Infelizmente a ação das organizações de esquerda no brasil se resumem basicamente a esses dois modelos. Temos as correntes que se jogam para ação política parlamentar e as que limitam a sua atuação no âmbito sindical, onde, nos momentos de refluxo das lutas econômicas, primam as disputas por espaço nos aparatos muitas vezes esvaziados. Eventualmente o corporativismo sindical serve de antessala para o possibilismo parlamentar, com a mobilização das bases das categorias e dos movimentos sociais para a eleição de parlamentares. Contudo, isso não significa uma mudança de qualidade na luta política, pois a atuação parlamentar continuará restrita aos limites que o regime democrático burguês permitir.
É evidente que não nego a necessidade participarmos da luta no terreno sindical ou parlamentar. Porém, a ocupação desses espaços de luta não devem ser um fim em si mesmo, mas estar subordinada à uma estratégia de disputa revolucionária do poder do Estado e superação do sistema capitalista. É justamente isso que pode dar um caráter revolucionário e socialista à ação parlamentar e sindical do partido. Portanto, tanto o possibilismo parlamentar quanto o corporativismo sindical — que são heranças da tática de acúmulo de forças delineadas no programa democrático e popular petista — devem ser energicamente combatidos no interior do movimento. Sem derrotarmos essas práticas, dificilmente teremos condições de construção de um partido que mereça este nome.
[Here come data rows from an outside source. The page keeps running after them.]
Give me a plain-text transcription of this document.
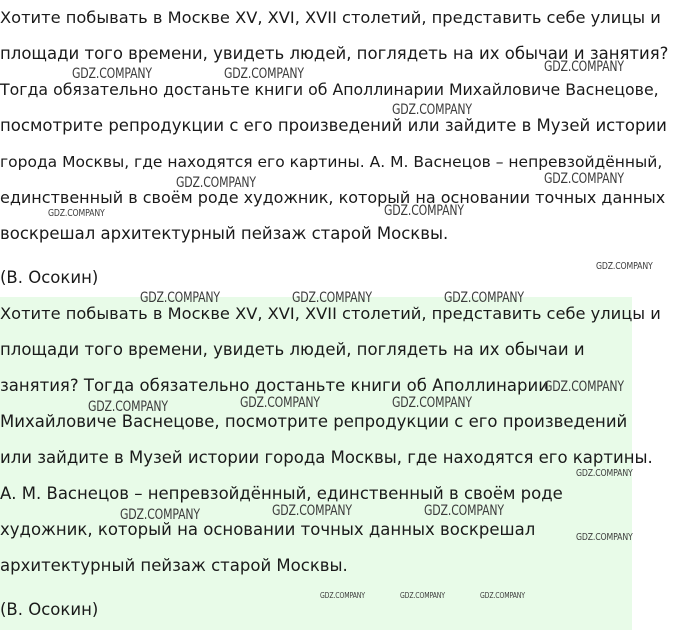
Хотите побывать в Москве XV, XVI, XVII столетий, представить себе улицы и
площади того времени, увидеть людей, поглядеть на их обычаи и занятия?
Тогда обязательно достаньте книги об Аполлинарии Михайловиче Васнецове,
посмотрите репродукции с его произведений или зайдите в Музей истории
города Москвы, где находятся его картины. А. М. Васнецов – непревзойдённый,
единственный в своём роде художник, который на основании точных данных
воскрешал архитектурный пейзаж старой Москвы.
(В. Осокин)
Хотите побывать в Москве XV, XVI, XVII столетий, представить себе улицы и
площади того времени, увидеть людей, поглядеть на их обычаи и
занятия? Тогда обязательно достаньте книги об Аполлинарии
Михайловиче Васнецове, посмотрите репродукции с его произведений
или зайдите в Музей истории города Москвы, где находятся его картины.
А. М. Васнецов – непревзойдённый, единственный в своём роде
художник, который на основании точных данных воскрешал
архитектурный пейзаж старой Москвы.
(В. Осокин)
GDZ.COMPANY	GDZ.COMPANY	GDZ.COMPANY
GDZ.COMPANY
GDZ.COMPANY	GDZ.COMPANY
GDZ.COMPANY
GDZ.COMPANY
GDZ.COMPANY
GDZ.COMPANY	GDZ.COMPANY	GDZ.COMPANY
GDZ.COMPANY
GDZ.COMPANY	GDZ.COMPANY	GDZ.COMPANY
GDZ.COMPANY
GDZ.COMPANY	GDZ.COMPANY	GDZ.COMPANY
GDZ.COMPANY
GDZ.COMPANY	GDZ.COMPANY	GDZ.COMPANY
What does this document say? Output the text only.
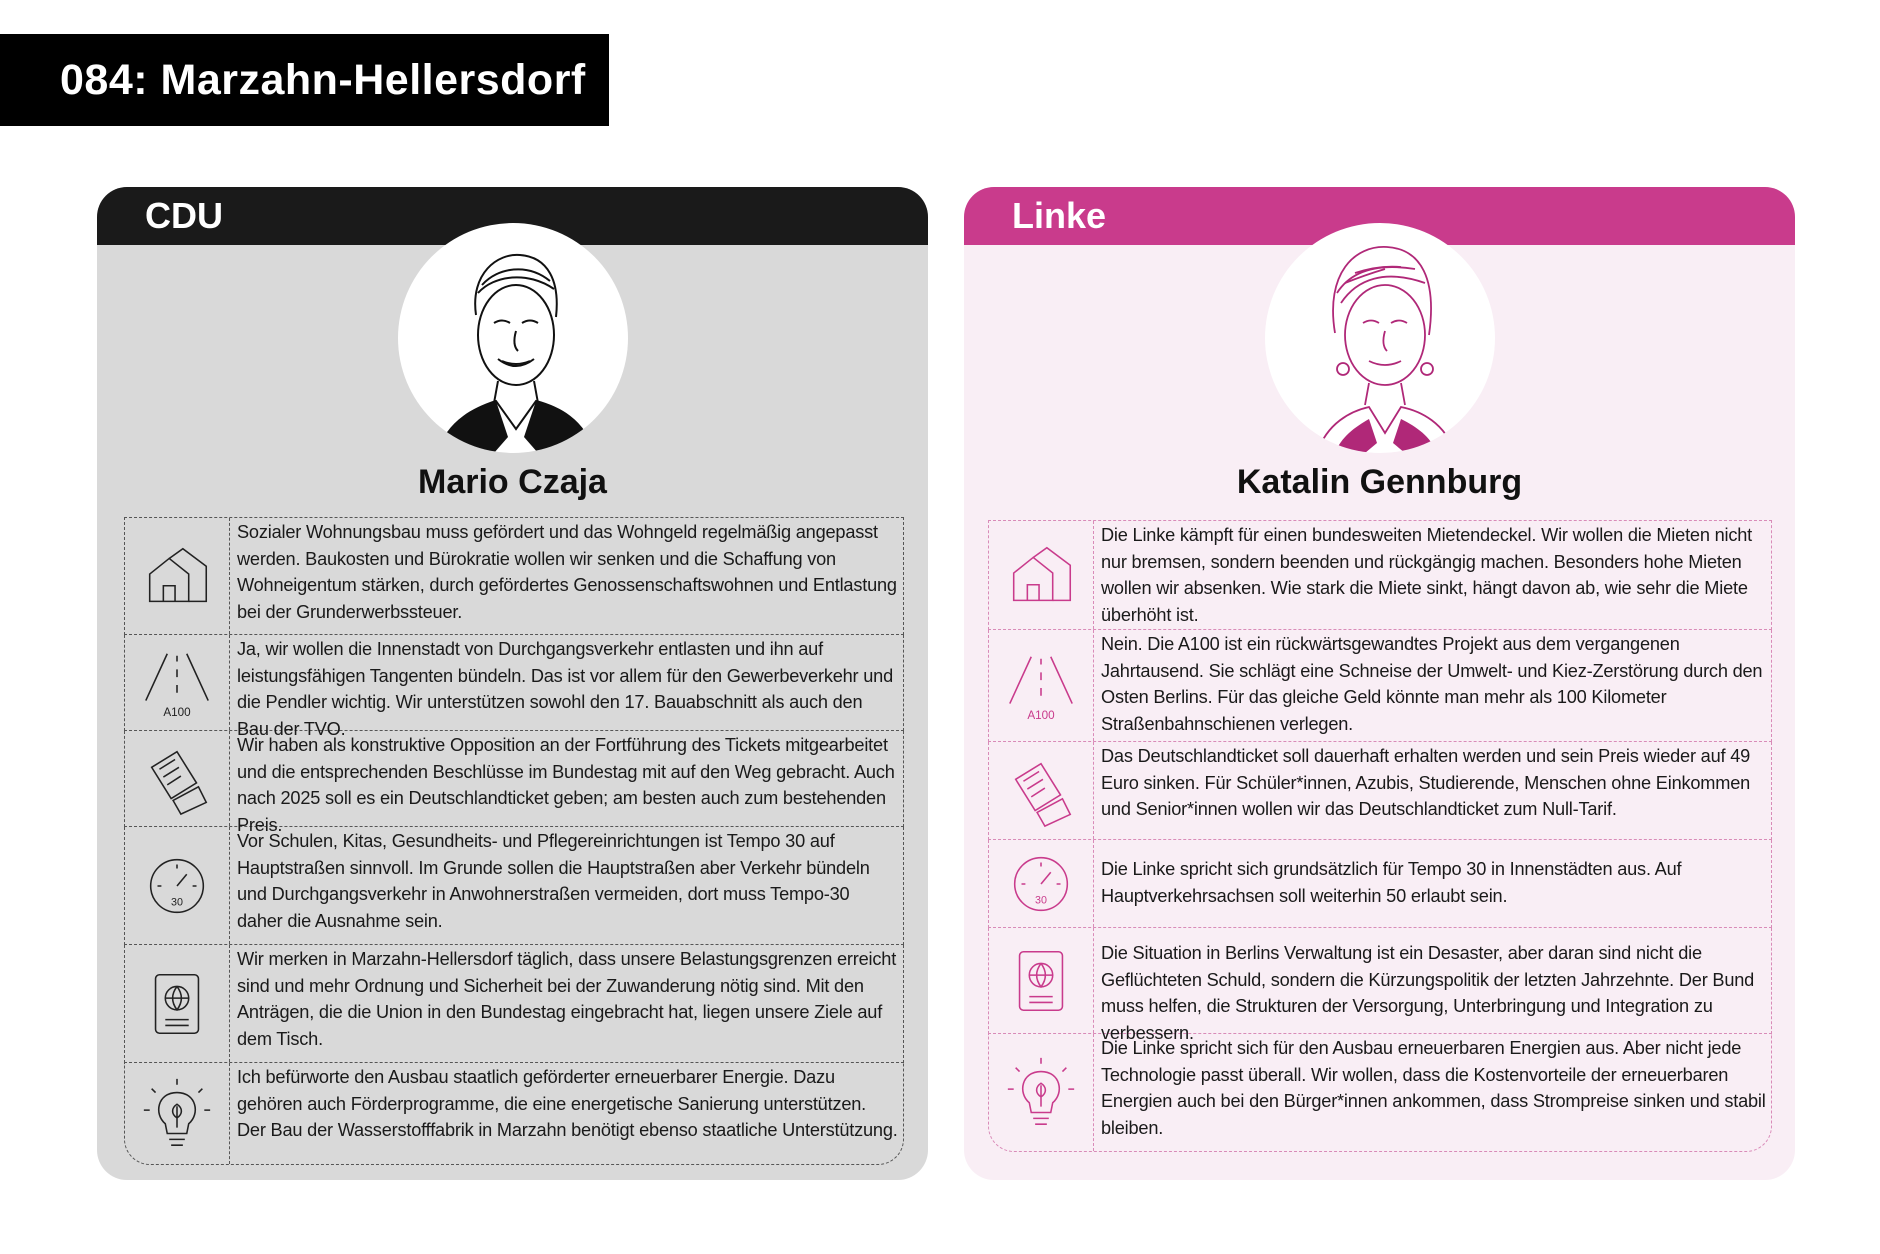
084: Marzahn-Hellersdorf
CDU
Mario Czaja
Sozialer Wohnungsbau muss gefördert und das Wohngeld regelmäßig angepasst werden. Baukosten und Bürokratie wollen wir senken und die Schaffung von Wohneigentum stärken, durch gefördertes Genossenschaftswohnen und Entlastung bei der Grunderwerbssteuer.
A100
Ja, wir wollen die Innenstadt von Durchgangsverkehr entlasten und ihn auf leistungsfähigen Tangenten bündeln. Das ist vor allem für den Gewerbeverkehr und die Pendler wichtig. Wir unterstützen sowohl den 17. Bauabschnitt als auch den Bau der TVO.
Wir haben als konstruktive Opposition an der Fortführung des Tickets mitgearbeitet und die entsprechenden Beschlüsse im Bundestag mit auf den Weg gebracht. Auch nach 2025 soll es ein Deutschlandticket geben; am besten auch zum bestehenden Preis.
30
Vor Schulen, Kitas, Gesundheits- und Pflegereinrichtungen ist Tempo 30 auf Hauptstraßen sinnvoll. Im Grunde sollen die Hauptstraßen aber Verkehr bündeln und Durchgangsverkehr in Anwohnerstraßen vermeiden, dort muss Tempo-30 daher die Ausnahme sein.
Wir merken in Marzahn-Hellersdorf täglich, dass unsere Belastungsgrenzen erreicht sind und mehr Ordnung und Sicherheit bei der Zuwanderung nötig sind. Mit den Anträgen, die die Union in den Bundestag eingebracht hat, liegen unsere Ziele auf dem Tisch.
Ich befürworte den Ausbau staatlich geförderter erneuerbarer Energie. Dazu gehören auch Förderprogramme, die eine energetische Sanierung unterstützen. Der Bau der Wasserstofffabrik in Marzahn benötigt ebenso staatliche Unterstützung.
Linke
Katalin Gennburg
Die Linke kämpft für einen bundesweiten Mietendeckel. Wir wollen die Mieten nicht nur bremsen, sondern beenden und rückgängig machen. Besonders hohe Mieten wollen wir absenken. Wie stark die Miete sinkt, hängt davon ab, wie sehr die Miete überhöht ist.
A100
Nein. Die A100 ist ein rückwärtsgewandtes Projekt aus dem vergangenen Jahrtausend. Sie schlägt eine Schneise der Umwelt- und Kiez-Zerstörung durch den Osten Berlins. Für das gleiche Geld könnte man mehr als 100 Kilometer Straßenbahnschienen verlegen.
Das Deutschlandticket soll dauerhaft erhalten werden und sein Preis wieder auf 49 Euro sinken. Für Schüler*innen, Azubis, Studierende, Menschen ohne Einkommen und Senior*innen wollen wir das Deutschlandticket zum Null-Tarif.
30
Die Linke spricht sich grundsätzlich für Tempo 30 in Innenstädten aus. Auf Hauptverkehrsachsen soll weiterhin 50 erlaubt sein.
Die Situation in Berlins Verwaltung ist ein Desaster, aber daran sind nicht die Geflüchteten Schuld, sondern die Kürzungspolitik der letzten Jahrzehnte. Der Bund muss helfen, die Strukturen der Versorgung, Unterbringung und Integration zu verbessern.
Die Linke spricht sich für den Ausbau erneuerbaren Energien aus. Aber nicht jede Technologie passt überall. Wir wollen, dass die Kostenvorteile der erneuerbaren Energien auch bei den Bürger*innen ankommen, dass Strompreise sinken und stabil bleiben.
É claro que nossa pequena organização não tem condições de tornar, por si mesma, num partido. A formação de um partido, nos moldes que expus aqui, só poderá ocorrer como o coroamento de um amplo processo de debate político e de reorganização das forças de esquerda que se dispuserem seriamente a lutar pela superação da ordem burguesa. Não existe atalho ou acordos administrativos que possam substituir este caminho. Porém, a necessidade de termos um partido político deve estar claro para nós, e nossa organização deve estar empenhada nesta tarefa em todas as frentes que atuamos, seja no movimento, seja nos espaços institucionais em que participamos. A reorganização da esquerda que busca a derrubada do capitalismo e a preparação das massas para esta revolução só poderá se dar através de um partido revolucionário.
Para avançarmos neste debate em relação ao partido, há dois problemas essenciais que quero tratar mais detidamente: a relação entre o partido e as massas, e o programa para a revolução. Essas questões, juntamente com o objetivo do partido que tratamos acima, são os fundamentos políticos sobre o qual deverá se construir a unidade partidária. Vou tratar cada um deles nos capítulos que seguem, com o auxílio da experiência histórica das gerações de revolucionários que nos antecederam.
[1] TROTSKY, L. Balanço e Perspectivas. In A teoria da Revolução Permanente. São Paulo: Sundermann, 2011. p. 71-2.
[2] A posição predominante no PSOL é que Lula traiu o programa democrático e popular. Isto é, deixou de aplicar os seus preceitos por conta de uma opção política. A interpretação que temos defendido, ao contrário, é de que o programa democrático e popular é impraticável no atual grau de desenvolvimento do capitalismo, o que conduz a socialdemocracia no governo, invariavelmente, a implementar o programa liberal, ainda que com mediações.